Ever since Gone Girl took both the book world and film world by storm, we’ve seen dozens of stories in a similar mold: Twisty thrillers centered around women, often with elements of unreliable narrators, unknown pasts, and themes of women wronged and mistrusted by a patriarchal society. You know the type. A plurality have a title that’s something like “The ____’s Wife/Daughter/Mother” or “The ___ in the ____,” including today’s selection.
These types of stories are like Utz potato chips. You know it’s not fine cuisine, but if it’s just hanging around, you’re not gonna say no. You know you’ll get a rush in the moment, and won’t feel too bad about it later, unless perhaps you over-indulge.
In other words, this is one of those subgenres of film that has a pretty high floor of enjoyability: Give us a prestige actress manipulating her memories, fearing for her life, some jump scares and twists, and you’ve got yourself a piece of entertainment.

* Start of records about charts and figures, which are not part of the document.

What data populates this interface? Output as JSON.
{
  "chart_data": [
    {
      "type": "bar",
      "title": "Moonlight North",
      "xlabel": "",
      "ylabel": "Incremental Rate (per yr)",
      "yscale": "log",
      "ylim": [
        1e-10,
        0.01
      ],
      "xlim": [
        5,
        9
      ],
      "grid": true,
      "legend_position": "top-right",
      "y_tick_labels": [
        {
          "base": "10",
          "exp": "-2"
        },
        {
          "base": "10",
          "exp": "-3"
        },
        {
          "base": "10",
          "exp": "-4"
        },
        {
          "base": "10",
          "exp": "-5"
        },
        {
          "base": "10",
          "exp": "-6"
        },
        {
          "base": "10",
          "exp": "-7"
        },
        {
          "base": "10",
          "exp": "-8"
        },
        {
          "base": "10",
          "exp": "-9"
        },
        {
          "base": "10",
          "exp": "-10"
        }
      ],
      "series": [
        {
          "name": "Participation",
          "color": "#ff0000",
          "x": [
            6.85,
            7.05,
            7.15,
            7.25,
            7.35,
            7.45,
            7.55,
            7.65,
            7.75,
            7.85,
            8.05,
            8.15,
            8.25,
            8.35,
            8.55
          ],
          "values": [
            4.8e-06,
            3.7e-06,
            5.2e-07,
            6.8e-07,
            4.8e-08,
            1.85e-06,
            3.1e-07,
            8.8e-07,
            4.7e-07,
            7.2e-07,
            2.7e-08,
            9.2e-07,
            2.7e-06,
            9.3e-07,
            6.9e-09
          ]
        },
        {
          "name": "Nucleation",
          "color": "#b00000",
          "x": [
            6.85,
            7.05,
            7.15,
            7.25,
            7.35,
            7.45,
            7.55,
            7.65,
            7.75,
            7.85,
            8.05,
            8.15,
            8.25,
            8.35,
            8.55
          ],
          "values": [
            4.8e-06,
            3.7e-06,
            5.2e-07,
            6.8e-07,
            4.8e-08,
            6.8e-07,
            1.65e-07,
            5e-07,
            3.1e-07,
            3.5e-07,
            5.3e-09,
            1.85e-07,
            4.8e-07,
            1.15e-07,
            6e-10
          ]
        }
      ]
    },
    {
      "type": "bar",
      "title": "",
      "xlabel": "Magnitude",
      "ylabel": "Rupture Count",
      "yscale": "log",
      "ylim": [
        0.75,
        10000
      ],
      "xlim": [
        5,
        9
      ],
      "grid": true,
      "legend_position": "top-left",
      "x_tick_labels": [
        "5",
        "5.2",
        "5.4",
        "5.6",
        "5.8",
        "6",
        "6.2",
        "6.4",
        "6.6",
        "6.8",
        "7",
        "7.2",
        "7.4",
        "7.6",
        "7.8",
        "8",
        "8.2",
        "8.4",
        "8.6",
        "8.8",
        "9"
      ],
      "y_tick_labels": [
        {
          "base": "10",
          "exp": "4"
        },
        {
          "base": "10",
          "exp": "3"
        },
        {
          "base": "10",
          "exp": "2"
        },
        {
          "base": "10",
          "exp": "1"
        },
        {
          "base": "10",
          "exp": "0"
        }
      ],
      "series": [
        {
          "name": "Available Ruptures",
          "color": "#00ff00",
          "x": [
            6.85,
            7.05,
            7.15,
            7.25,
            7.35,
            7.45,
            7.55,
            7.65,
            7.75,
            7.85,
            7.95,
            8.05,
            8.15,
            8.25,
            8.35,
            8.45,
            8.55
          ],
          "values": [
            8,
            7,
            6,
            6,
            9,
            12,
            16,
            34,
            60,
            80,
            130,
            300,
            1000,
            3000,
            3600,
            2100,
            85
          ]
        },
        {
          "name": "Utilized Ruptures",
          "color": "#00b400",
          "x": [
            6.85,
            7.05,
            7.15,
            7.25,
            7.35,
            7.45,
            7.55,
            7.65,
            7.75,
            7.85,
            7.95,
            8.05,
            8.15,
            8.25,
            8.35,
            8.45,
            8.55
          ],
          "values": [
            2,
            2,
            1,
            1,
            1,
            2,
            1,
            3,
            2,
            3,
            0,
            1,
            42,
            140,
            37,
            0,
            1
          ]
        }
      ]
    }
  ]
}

I guess I use all of that as preamble to The Woman in the Window because it’s not all that good, and yet it’s still pretty watchable and fascinating, even in its badness. We have Amy Adams starring as Anna Fox, a woman suffering agoraphobia due to some mysterious trauma. The story is a riff on Rear Window (the “Window” in the title is our clue). Anna believes she witnesses the murder of Jane Russell (Julianne Moore) by her husband Alistair (Gary Oldman). When none of the evidence supports this — including Jane Russell *gasp* reappearing as a different actress — Anna becomes a depressive gumshoe, trying to piece together her reality as she binges on wine and antidepressants. (No fewer than four characters make some remark along the lines of “you shouldn’t be drinking with those meds; you might start hallucinating” — think we might get some unreliable narrator shenanigans?)
The movie features some of the most fractured, choppy editing I’ve ever seen. Some of this I attribute to the artistic decision of subjectively capturing Anna’s perspective, but there’s undoubtedly some incompetence mixed in there as well.
The plot spirals in and out of coherency and clumsiness, not helped at all by the ham-fisted acting that plays almost like parody: Adams changes her mind about five times about how shrill and desperate to play Anna; Oldman is unhinged; Wyatt Russell gives a baffling performance as a maybe-friendly-maybe-sinister roommate; and Fred Hechinger is catastrophically bad as the son of Jane and Alistair. It’s really only Moore who seems to hit the exact right notes for her character, despite (or perhaps due to) being on screen for like 4 minutes total.
There’s some interesting stylization to The Woman in the Window that evokes the claustrophobia of the situation. One scene in particular, about an hour into the film, frames Adams in an isolated symmetry in an extended, zooming shot as she makes some dramatic realizations. It made me wonder if I was being too hard on the movie up to that point. But then, the final 40 minutes are a trainwreck, and my generosity vanished.
The ending is aggressively stupid, not helped by an extremely predictable twist. (Do you think maybe the one person Anna doesn’t suspect but who always appears shortly after some tense moment might be up to something?) My wife says that there’s a bit more depth to the ending in the source novel, but that’s not a high bar to clear.
Since watching, I’ve learned that the film was chopped up after some negative test screenings. Its behind-the-scenes confusion is pretty clear in retrospect — there’s just a lot going on that doesn’t make sense, and the inconsistency of the editing is a major red flag.
So, yeah, The Woman in the Window is still an Utz potato chip. But it’s one of those half-burnt ones covered salt you find at the bottom of the bag.